The HFR blog recently hosted a lively conversation between two poets on the purpose of blogging. We'd love to hear you weigh in!

“And what is the author’s autobiographical affect on today’s poetry readers? Isn’t it essential that the reader comes to the page without the metacontext of the poet’s life, so that the poem or sequence of poems can become a purely personal experience for the reader? When does “too much information” cloud our ability to feel a poem deeply at a personal level? Enter the poet-blogger. Without making any judgment here about intentions and motivations, I wonder how these super hip, insecure, admittedly fallible, often brilliant, and sometimes humble archangels of all things poetry can do what they do. Like it or not, the poet-blogging phenomenon is here to stay. But doesn’t it represent a bit of a shift, major or minor, of the poet’s personality infecting the way we ultimately read their poems?”
–Darren Morris

Click here for Darren's Contributor Spotlight on the HFR blog.
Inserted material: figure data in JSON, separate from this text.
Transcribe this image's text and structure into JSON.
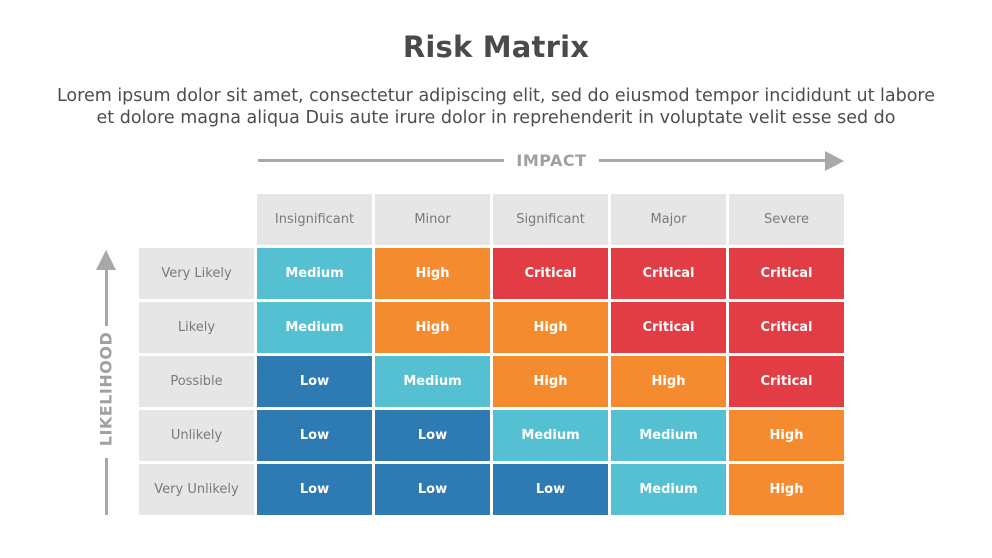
{
  "title": "Risk Matrix",
  "description": [
    "Lorem ipsum dolor sit amet, consectetur adipiscing elit, sed do eiusmod tempor incididunt ut labore",
    "et dolore magna aliqua Duis aute irure dolor in reprehenderit in voluptate velit esse sed do"
  ],
  "impact_label": "IMPACT",
  "likelihood_label": "LIKELIHOOD",
  "impact_levels": [
    "Insignificant",
    "Minor",
    "Significant",
    "Major",
    "Severe"
  ],
  "rows": [
    {
      "label": "Very Likely",
      "cells": [
        "Medium",
        "High",
        "Critical",
        "Critical",
        "Critical"
      ]
    },
    {
      "label": "Likely",
      "cells": [
        "Medium",
        "High",
        "High",
        "Critical",
        "Critical"
      ]
    },
    {
      "label": "Possible",
      "cells": [
        "Low",
        "Medium",
        "High",
        "High",
        "Critical"
      ]
    },
    {
      "label": "Unlikely",
      "cells": [
        "Low",
        "Low",
        "Medium",
        "Medium",
        "High"
      ]
    },
    {
      "label": "Very Unlikely",
      "cells": [
        "Low",
        "Low",
        "Low",
        "Medium",
        "High"
      ]
    }
  ],
  "colors": {
    "Low": "#2e7bb4",
    "Medium": "#55c0d2",
    "High": "#f58b2f",
    "Critical": "#e23c44",
    "header_bg": "#e6e6e6",
    "arrow": "#a8a8a8"
  }
}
“Is recruiting readership a factor in why we engage the blogosphere? Sure. So is reviewing another poet’s book, or agreeing to be on an AWP panel, or hosting a series, or assembling an anthology. Is building an audience the main motivation for any of these acts? Not unless you’re a lover of maddening inefficiency. But building your artistic community builds your audience. It’s that simple, and I don’t apologize for it. I doubt Darren Morris truly begrudges our Wyoming snapshots, our nostalgic music picks, our blueberry compote recipes, or even our clumsy marketing attempts. I think he’s just worried that we’re disrupting a fragile balance in a zero-sum game. He calls reading a poem a meditative experience that “opens for us the doorway to a house of language where we can make ourselves at home.” In contrast, “blogs provide us a catalog of a single life begging us to agree.” A beautiful metaphor, but I’d have reversed it. The blog is the home: cluttered, chambered, dimly lit by the lady-leg lamp from A Christmas Story… It’s the poem that should be the argument: maybe not “begging us to agree,” no, but persuading the reader to shift his or her perception of the world in a focused way. Perhaps that’s the bias of the poet who is seeking myth and metaphor these days, pushing to write beyond the self.